Грегориус просмотрел и три записки с телефонными сообщениями. В понедельник вечером звонила Натали Рубин и всполошилась, когда ей сказали, что он уехал. Тогда, может быть, вчера, когда он ее видел, она не понесла персидскую грамматику на почту?

Он перезвонил ей.

– Это недоразумение, – успокоил он ее. – Просто совершил небольшую поездку и сейчас снова в отеле.

Она пожаловалась на безуспешные поиски литературы о Сопротивлении.

– Если бы я была в Лиссабоне, обязательно что‑ нибудь откопала бы, – закинула она удочку.

Грегориус промолчал.

– Вы прислали слишком много денег, – жалобно сказала она в тишину и, помолчав, добавила: – Ваш экземпляр персидской грамматики я сегодня же отнесу на почту.

Грегориус молчал.

– Вы ведь не рассердитесь, если я тоже буду ее учить? – спросила она с робостью в голосе, которая совсем не напоминала придворную фрейлину и еще меньше тот смех, в который на днях вовлекла его.
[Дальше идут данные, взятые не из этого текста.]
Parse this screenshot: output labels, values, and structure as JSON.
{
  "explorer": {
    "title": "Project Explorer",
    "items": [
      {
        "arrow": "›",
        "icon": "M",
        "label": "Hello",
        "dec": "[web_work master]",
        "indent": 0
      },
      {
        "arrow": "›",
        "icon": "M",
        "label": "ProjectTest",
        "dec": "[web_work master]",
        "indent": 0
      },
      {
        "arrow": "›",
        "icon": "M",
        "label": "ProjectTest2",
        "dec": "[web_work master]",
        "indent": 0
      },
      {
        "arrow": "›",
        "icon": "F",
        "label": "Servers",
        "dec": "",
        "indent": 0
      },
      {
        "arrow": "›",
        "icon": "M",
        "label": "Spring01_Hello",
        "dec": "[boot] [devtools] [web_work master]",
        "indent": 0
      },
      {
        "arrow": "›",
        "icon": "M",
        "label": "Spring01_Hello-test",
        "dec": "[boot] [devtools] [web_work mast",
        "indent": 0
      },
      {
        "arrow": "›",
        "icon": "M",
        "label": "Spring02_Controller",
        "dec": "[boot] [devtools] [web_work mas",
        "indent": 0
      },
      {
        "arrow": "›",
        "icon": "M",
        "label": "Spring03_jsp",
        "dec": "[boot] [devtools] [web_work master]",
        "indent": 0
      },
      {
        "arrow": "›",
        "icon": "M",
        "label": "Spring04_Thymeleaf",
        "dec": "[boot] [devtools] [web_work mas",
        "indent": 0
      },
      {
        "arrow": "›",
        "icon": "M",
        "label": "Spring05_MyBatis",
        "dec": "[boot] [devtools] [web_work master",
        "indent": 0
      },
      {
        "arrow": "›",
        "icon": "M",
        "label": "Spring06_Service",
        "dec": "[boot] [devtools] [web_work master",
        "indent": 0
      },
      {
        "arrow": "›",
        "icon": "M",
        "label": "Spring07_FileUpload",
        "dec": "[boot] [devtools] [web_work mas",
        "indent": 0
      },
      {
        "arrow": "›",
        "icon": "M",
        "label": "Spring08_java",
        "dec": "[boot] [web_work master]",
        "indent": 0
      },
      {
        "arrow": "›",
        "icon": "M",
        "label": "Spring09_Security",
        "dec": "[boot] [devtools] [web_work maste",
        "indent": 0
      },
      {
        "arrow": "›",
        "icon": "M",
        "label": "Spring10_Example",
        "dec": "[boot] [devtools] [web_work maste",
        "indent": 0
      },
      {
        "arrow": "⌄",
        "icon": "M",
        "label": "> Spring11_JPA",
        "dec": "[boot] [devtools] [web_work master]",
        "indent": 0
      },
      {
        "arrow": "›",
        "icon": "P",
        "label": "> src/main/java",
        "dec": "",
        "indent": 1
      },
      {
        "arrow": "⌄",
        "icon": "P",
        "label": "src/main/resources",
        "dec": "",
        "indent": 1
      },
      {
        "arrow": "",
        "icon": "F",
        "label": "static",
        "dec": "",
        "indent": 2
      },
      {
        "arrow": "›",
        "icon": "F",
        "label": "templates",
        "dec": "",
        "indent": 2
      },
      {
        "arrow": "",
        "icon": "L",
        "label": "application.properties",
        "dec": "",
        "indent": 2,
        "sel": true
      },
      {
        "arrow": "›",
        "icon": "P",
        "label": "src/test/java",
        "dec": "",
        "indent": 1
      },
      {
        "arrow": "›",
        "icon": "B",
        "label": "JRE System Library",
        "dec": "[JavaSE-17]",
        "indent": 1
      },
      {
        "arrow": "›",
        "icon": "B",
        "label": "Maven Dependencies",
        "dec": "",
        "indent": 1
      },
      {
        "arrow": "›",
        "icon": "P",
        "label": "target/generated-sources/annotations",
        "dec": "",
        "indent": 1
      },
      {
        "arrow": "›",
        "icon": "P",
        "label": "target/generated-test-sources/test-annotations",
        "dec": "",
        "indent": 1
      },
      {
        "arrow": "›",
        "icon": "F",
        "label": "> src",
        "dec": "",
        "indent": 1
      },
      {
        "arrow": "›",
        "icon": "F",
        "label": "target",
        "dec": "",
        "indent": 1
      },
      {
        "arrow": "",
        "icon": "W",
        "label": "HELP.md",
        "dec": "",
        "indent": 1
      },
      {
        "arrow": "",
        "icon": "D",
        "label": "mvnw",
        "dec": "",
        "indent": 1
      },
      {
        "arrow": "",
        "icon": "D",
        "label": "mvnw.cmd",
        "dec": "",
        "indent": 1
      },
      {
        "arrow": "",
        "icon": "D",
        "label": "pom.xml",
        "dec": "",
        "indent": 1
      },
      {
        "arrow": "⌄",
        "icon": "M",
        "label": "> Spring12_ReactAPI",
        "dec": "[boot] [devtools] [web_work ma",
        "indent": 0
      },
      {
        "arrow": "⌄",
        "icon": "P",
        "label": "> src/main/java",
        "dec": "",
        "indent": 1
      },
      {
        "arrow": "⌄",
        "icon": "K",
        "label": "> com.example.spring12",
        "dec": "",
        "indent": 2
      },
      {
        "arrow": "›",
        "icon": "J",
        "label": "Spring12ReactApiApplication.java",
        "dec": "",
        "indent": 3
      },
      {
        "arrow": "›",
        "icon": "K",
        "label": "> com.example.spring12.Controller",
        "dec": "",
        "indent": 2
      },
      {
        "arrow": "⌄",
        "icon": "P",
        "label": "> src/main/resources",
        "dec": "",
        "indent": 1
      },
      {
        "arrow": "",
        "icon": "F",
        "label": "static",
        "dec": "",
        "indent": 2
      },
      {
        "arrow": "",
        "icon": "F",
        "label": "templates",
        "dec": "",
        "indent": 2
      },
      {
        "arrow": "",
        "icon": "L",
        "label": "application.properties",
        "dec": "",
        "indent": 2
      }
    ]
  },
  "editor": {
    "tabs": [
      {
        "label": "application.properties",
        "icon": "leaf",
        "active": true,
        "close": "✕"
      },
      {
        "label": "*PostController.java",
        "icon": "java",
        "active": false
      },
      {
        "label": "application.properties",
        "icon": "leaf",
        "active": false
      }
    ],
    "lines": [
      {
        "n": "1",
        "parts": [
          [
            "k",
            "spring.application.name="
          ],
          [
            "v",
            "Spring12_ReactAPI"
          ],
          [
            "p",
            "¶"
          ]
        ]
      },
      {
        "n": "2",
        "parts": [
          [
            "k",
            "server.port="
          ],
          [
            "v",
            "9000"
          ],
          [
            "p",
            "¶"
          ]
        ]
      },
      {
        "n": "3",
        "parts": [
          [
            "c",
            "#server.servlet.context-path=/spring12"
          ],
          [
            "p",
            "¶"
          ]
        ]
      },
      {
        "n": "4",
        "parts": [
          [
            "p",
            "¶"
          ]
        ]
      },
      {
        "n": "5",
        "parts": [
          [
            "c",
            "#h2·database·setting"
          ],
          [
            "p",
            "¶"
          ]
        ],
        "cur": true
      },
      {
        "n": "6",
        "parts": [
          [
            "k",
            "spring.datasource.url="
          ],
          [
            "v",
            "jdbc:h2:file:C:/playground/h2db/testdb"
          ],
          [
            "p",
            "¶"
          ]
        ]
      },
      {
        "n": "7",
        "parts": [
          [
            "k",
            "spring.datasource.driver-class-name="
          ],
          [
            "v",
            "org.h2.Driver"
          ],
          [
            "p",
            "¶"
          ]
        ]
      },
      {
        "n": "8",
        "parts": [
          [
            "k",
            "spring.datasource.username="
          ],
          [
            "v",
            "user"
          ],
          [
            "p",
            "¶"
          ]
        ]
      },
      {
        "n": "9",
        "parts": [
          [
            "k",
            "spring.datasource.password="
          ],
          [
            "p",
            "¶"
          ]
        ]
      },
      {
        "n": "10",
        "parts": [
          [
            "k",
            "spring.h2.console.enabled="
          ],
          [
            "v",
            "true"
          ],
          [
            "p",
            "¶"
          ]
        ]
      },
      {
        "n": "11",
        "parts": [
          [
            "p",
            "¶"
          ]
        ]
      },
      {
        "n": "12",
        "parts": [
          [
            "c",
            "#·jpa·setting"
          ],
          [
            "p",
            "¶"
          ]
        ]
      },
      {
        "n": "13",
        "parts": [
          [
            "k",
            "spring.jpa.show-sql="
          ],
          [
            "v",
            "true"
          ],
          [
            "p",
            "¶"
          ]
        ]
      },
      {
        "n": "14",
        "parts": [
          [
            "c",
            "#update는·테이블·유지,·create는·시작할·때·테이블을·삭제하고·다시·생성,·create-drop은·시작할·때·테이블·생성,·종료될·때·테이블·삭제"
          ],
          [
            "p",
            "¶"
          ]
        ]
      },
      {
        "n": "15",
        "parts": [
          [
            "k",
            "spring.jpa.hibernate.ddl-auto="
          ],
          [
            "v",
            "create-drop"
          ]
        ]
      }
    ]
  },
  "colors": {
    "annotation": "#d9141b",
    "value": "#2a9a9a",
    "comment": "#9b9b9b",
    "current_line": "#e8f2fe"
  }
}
– Нет, разумеется, нет, – ответил Грегориус в строгом тоне. – С чего бы.

Até logo.

Até logo.

Ночью Доксиадес, а теперь эта девочка: ну почему он становится таким букой, когда речь заходит о близости и дистанции? Или так было всегда, просто он не замечал? Почему у него никогда не было друга, такого, как, скажем, Хорхе для Праду? Друга, с которым можно бы было говорить о лояльности и любви или о смерти?

Мариана Эса звонила, но сообщения не оставила. Жозе Антониуди Силвейра, напротив, просил передать, что будет рад видеть его к ужину, если он еще вернется в Лиссабон.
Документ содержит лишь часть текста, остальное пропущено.